Слабо улыбнувшись, Родригес снова опустился на траву. Этот карлик, выпятив грудь, как бойцовый петух, явно старался не ударить в грязь лицом перед чужеземцем в присутствии арестантов. «Обезьяна… — усмехнулся Родригес. — Вылитая обезьяна. И незачем хвататься за меч и принимать такой воинственный вид! Я не собираюсь бежать».
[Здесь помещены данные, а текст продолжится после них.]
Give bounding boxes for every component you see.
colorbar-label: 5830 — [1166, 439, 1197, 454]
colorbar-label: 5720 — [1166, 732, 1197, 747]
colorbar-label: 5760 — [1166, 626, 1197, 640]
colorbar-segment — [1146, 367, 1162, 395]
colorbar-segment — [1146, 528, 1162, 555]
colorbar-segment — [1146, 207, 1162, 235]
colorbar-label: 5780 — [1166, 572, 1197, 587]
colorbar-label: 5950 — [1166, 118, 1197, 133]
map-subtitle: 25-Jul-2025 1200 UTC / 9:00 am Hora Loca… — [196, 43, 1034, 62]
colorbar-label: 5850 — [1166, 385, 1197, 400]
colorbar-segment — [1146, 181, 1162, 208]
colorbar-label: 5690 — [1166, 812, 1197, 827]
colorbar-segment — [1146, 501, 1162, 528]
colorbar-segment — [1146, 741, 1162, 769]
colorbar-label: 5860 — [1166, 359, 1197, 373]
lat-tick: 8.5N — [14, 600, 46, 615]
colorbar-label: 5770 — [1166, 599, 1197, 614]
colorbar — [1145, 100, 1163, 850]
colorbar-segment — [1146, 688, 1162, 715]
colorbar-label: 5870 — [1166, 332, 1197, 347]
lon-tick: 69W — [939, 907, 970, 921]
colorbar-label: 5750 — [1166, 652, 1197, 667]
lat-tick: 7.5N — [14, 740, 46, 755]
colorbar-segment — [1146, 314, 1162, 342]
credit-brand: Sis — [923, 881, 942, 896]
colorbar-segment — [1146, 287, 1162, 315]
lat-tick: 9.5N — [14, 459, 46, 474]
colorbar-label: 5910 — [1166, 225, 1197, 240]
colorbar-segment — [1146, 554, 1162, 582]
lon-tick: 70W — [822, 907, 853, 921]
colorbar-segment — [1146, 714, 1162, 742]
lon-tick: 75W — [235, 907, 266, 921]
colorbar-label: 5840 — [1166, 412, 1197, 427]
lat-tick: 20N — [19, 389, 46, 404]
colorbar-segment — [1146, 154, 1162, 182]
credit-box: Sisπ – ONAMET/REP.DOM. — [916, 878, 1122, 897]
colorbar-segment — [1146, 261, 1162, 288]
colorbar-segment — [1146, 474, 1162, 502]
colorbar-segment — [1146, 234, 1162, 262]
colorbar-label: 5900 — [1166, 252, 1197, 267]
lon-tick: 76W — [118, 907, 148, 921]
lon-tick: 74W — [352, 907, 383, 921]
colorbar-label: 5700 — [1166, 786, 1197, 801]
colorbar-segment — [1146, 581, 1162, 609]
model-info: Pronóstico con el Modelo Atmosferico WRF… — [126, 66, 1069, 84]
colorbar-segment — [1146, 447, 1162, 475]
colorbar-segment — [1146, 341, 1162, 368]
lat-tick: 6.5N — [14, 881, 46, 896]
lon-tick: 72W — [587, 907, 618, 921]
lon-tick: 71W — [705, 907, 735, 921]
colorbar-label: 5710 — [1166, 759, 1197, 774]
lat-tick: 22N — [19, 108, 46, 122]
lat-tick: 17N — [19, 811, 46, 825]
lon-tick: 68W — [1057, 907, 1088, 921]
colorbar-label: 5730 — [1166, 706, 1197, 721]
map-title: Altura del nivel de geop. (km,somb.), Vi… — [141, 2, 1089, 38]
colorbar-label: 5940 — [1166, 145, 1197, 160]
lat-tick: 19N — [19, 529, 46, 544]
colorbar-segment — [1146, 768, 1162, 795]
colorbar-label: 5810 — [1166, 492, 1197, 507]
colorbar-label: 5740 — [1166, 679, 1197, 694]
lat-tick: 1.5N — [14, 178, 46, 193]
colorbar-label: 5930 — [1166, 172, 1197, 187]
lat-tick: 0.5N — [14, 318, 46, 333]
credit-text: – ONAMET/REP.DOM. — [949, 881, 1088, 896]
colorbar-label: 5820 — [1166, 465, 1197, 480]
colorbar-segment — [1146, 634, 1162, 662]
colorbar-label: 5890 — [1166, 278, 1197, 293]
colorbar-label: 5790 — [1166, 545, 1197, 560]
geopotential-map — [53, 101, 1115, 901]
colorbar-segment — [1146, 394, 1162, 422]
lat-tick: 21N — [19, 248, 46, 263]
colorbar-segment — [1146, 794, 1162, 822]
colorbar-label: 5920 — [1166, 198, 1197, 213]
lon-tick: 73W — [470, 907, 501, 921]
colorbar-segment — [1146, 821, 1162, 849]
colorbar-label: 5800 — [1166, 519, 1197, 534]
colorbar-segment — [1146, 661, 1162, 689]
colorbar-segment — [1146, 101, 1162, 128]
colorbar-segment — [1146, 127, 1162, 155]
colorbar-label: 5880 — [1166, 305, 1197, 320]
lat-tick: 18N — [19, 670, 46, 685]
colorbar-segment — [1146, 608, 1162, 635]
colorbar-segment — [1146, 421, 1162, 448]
Он проводил взглядом пленников, поднимавшихся по склону; они вскоре исчезли из виду. С горечью он прошептал:
«Hoc Passionis tempore, Piis adauge gratiam22… Господи! Не посылай им испытаний сверх меры! Они не выдержат новых мучений. До сих пор у них хватало терпения. Терпели всё — непосильные подати, тяжкий труд, нищенскую полуголодную жизнь. Так неужели Ты пошлешь им еще новые испытания?»
Старик-самурай поднес ко рту сосуд с водой и сделал несколько мелких глотков, запрокинув голову, как пьющая курица.
— Я не раз беседовал с разными падре, — сказал он совсем другим, даже каким-то заискивающим тоном. — Вы понимаете по-японски?
Легкое облачко ненадолго скрыло солнце, в лощине потемнело, среди травы громко застрекотали молчавшие до сих пор цикады.
— Мужичье — дураки. Но их жизнь или смерть, падре, целиком зависят от вас. — Родригес не очень понимал, куда клонит хитрый старик, но было понятно, что он старается заманить его в западню. — Простолюдины не способны думать своей головой. Толку от них все равно не добьешься. Но если вы скажете одно маленькое словечко…
— Какое словечко? Что я должен сказать?
— «Отрекаюсь»… — Старик с треском захлопнул веер и усмехнулся. — «Отрекаюсь», вот что…
— А если я откажусь? — со спокойной улыбкой сказал священник. — Тогда вы меня убьете?
— О нет, нет! — Самурай грустно вздохнул. — Ни за что! Тогда эти олухи стали бы упорствовать еще больше. Мы уже допускали подобные ошибки — и в Нагасаки, и в Омуре. Христиане — народ упрямый.
Старик тяжело вздохнул, но было понятно, что все это — сплошное притворство. Родригес испытывал даже своеобразное удовольствие, поддразнивая эту маленькую обезьяну.
— Как истинный падре, вы должны проявить милосердие к этим крестьянам,..
Родригес невольно улыбнулся. Какая наивная, детская логика! Неужели он надеется этим чего-то добиться?.. Увы, Родригес совсем не учел, что его собеседник столь же по-детски впадает в ярость, потерпев поражение в споре.